Zhou Sihang, Nie Dong, Adeli Ehsan, Yin Jianping, Lian Jun, Shen Dinggang
IEEE Trans Image Process. 2019 Jun 19. doi: 10.1109/TIP.2019.2919937.
Automatic image segmentation is an essential step for many medical image analysis applications, include computer-aided radiation therapy, disease diagnosis, and treatment effect evaluation. One of the major challenges for this task is the blurry nature of medical images (e.g., CT, MR and, microscopic images), which can often result in low-contrast and vanishing boundaries. With the recent advances in convolutional neural networks, vast improvements have been made for image segmentation, mainly based on the skip-connection-linked encoder-decoder deep architectures. However, in many applications (with adjacent targets in blurry images), these models often fail to accurately locate complex boundaries and properly segment tiny isolated parts. In this paper, we aim to provide a method for blurry medical image segmentation and argue that skip connections are not enough to help accurately locate indistinct boundaries. Accordingly, we propose a novel high-resolution multi-scale encoder-decoder network (HMEDN), in which multi-scale dense connections are introduced for the encoder-decoder structure to finely exploit comprehensive semantic information. Besides skip connections, extra deeply-supervised high-resolution pathways (comprised of densely connected dilated convolutions) are integrated to collect high-resolution semantic information for accurate boundary localization. These pathways are paired with a difficulty-guided cross-entropy loss function and a contour regression task to enhance the quality of boundary detection. Extensive experiments on a pelvic CT image dataset, a multi-modal brain tumor dataset, and a cell segmentation dataset show the effectiveness of our method for 2D/3D semantic segmentation and 2D instance segmentation, respectively. Our experimental results also show that besides increasing the network complexity, raising the resolution of semantic feature maps can largely affect the overall model performance.
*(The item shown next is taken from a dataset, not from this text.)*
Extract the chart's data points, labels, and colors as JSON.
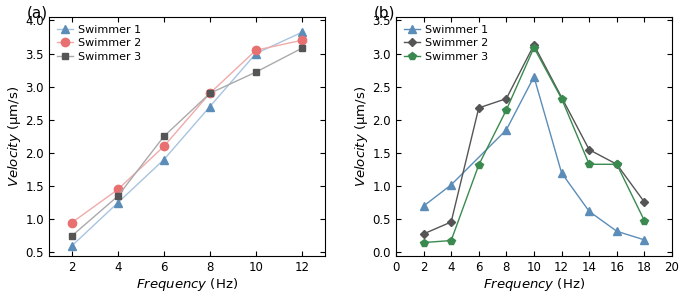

For different tasks, finding a balance between these two factors can further improve the performance of the corresponding network.
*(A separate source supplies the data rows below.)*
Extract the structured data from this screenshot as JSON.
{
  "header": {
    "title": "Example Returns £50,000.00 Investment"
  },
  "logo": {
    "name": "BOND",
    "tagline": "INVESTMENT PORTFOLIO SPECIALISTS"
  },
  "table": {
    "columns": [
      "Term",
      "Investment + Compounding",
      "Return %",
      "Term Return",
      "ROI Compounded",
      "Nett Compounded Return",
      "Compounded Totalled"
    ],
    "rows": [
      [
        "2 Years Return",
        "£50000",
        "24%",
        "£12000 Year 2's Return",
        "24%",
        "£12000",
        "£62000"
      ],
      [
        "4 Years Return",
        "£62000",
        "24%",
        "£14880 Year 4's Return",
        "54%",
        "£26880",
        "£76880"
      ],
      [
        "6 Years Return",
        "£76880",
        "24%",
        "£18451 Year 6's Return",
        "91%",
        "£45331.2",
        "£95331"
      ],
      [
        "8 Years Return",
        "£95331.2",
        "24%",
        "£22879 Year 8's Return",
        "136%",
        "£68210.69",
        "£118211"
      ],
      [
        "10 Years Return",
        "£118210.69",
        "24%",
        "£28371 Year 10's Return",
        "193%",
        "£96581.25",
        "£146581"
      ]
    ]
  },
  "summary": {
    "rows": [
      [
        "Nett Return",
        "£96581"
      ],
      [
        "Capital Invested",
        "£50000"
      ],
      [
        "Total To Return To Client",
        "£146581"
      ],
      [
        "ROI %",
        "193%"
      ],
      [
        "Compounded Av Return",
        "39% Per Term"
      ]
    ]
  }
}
自动图像分割是许多医学图像分析应用中的关键步骤,包括计算机辅助放射治疗、疾病诊断和治疗效果评估。这项任务的主要挑战之一是医学图像(如CT、MR和显微图像)的模糊特性,这通常会导致对比度低和边界消失。随着卷积神经网络的最新进展,图像分割取得了巨大进步,主要基于跳过连接的编码器-解码器深度架构。然而,在许多应用中(模糊图像中有相邻目标),这些模型往往无法准确地定位复杂边界,也无法正确分割微小的孤立部分。在本文中,我们旨在提供一种用于模糊医学图像分割的方法,并认为仅靠跳过连接不足以帮助准确定位不清晰的边界。因此,我们提出了一种新颖的高分辨率多尺度编码器-解码器网络(HMEDN),其中为编码器-解码器结构引入了多尺度密集连接,以精细地利用全面的语义信息。除了跳过连接外,还集成了额外的深度监督高分辨率路径(由密集连接的扩张卷积组成),以收集高分辨率语义信息用于准确的边界定位。这些路径与难度引导的交叉熵损失函数和轮廓回归任务相结合,以提高边界检测的质量。在盆腔CT图像数据集、多模态脑肿瘤数据集和细胞分割数据集上进行的大量实验分别表明了我们的方法在二维/三维语义分割和二维实例分割方面的有效性。我们的实验结果还表明,除了增加网络复杂度外,提高语义特征图的分辨率在很大程度上会影响整体模型性能。对于不同的任务,在这两个因素之间找到平衡可以进一步提高相应网络的性能。